Wolf pack prowls a haunted landscape

A band from Montreal shows a sense of self- improvement in a display of its agitated sound.

January 05, 2006|Richard Cromelin | Times Staff Writer

"WE all feel like we could have done better tonight, so we're going to try one more time," Wolf Parade guitarist Dante Decaro said Tuesday, introducing the band's encore at El Rey Theatre.

Not many bands are up for playing the humility card, especially a new indie-rock band-with-a-buzz making its big Los Angeles concert debut in front of a packed house. But the Montreal-based Wolf Parade is unusual in many respects, and its candid self-review was an encouraging indication that its chaotic tendencies are kept in check by high standards.

Without those standards, the music could easily spiral into indulgent quirkiness. The shorthand summary for its sound is Modest Mouse meets Arcade Fire, and the band's recent album, "Apologies to the Queen Mary," is packed with agitated, restless and imaginative music of jarring intensity and harsh, haunted beauty.

On stage, the musicians gave it due respect, churning up a disorientingly off-kilter blend of keyboards, guitars, electronics and percussion.
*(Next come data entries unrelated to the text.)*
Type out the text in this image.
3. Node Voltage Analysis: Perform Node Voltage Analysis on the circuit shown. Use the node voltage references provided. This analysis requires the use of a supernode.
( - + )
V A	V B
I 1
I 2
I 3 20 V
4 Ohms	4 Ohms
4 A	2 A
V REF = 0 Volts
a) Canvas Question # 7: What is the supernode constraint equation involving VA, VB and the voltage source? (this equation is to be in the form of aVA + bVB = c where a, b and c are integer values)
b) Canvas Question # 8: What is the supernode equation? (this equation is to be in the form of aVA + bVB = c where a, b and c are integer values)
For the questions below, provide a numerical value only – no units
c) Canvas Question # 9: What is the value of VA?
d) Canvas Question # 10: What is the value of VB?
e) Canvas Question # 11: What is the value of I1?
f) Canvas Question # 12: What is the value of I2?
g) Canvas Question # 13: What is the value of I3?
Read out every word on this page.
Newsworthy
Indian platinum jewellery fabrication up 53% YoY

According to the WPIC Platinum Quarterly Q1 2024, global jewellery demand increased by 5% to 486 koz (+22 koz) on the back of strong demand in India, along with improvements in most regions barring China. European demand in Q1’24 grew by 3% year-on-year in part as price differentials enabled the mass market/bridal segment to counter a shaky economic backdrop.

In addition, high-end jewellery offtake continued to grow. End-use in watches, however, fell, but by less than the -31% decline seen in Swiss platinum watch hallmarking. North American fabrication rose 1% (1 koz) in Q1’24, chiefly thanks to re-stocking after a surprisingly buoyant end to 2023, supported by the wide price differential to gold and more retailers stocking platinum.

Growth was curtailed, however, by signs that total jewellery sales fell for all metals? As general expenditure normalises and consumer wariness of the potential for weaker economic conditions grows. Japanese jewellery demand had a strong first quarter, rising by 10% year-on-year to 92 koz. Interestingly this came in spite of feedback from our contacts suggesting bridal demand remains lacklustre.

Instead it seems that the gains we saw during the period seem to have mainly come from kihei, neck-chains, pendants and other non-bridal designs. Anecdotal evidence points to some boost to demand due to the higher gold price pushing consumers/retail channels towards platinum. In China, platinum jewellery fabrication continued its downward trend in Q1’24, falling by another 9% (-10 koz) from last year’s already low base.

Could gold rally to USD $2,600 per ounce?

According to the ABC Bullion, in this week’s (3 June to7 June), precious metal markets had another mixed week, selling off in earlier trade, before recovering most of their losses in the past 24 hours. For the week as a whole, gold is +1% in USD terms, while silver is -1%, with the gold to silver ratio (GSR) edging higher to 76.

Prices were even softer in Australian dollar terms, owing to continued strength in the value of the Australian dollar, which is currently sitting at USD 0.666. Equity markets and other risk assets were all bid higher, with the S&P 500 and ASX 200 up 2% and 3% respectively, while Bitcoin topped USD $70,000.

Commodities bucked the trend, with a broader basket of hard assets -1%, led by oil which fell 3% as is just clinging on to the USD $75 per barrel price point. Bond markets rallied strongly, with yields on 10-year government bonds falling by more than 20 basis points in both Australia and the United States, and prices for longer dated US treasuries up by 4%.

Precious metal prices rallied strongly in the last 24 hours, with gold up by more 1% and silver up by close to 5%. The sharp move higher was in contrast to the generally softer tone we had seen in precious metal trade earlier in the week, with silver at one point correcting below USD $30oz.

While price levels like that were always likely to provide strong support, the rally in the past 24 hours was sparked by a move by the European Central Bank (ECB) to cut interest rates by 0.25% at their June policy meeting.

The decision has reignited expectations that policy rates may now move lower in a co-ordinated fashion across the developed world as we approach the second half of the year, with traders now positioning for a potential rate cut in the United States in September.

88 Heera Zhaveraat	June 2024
Keyboardist Spencer Krug is the one who sounds like Modest Mouse yelper Isaac Brock, while guitarist Dan Boeckner sang with a gruff, Cobain-like intensity. Both look like kids who might be practicing in their garage and sound like seasoned warriors in the struggle with inner demons.

Could Wolf Parade have done better? Maybe, by finding a little more looseness within its rigorous approach and upping the intensity to take it over the top.

Meanwhile, it's good to know that it still has something to prove.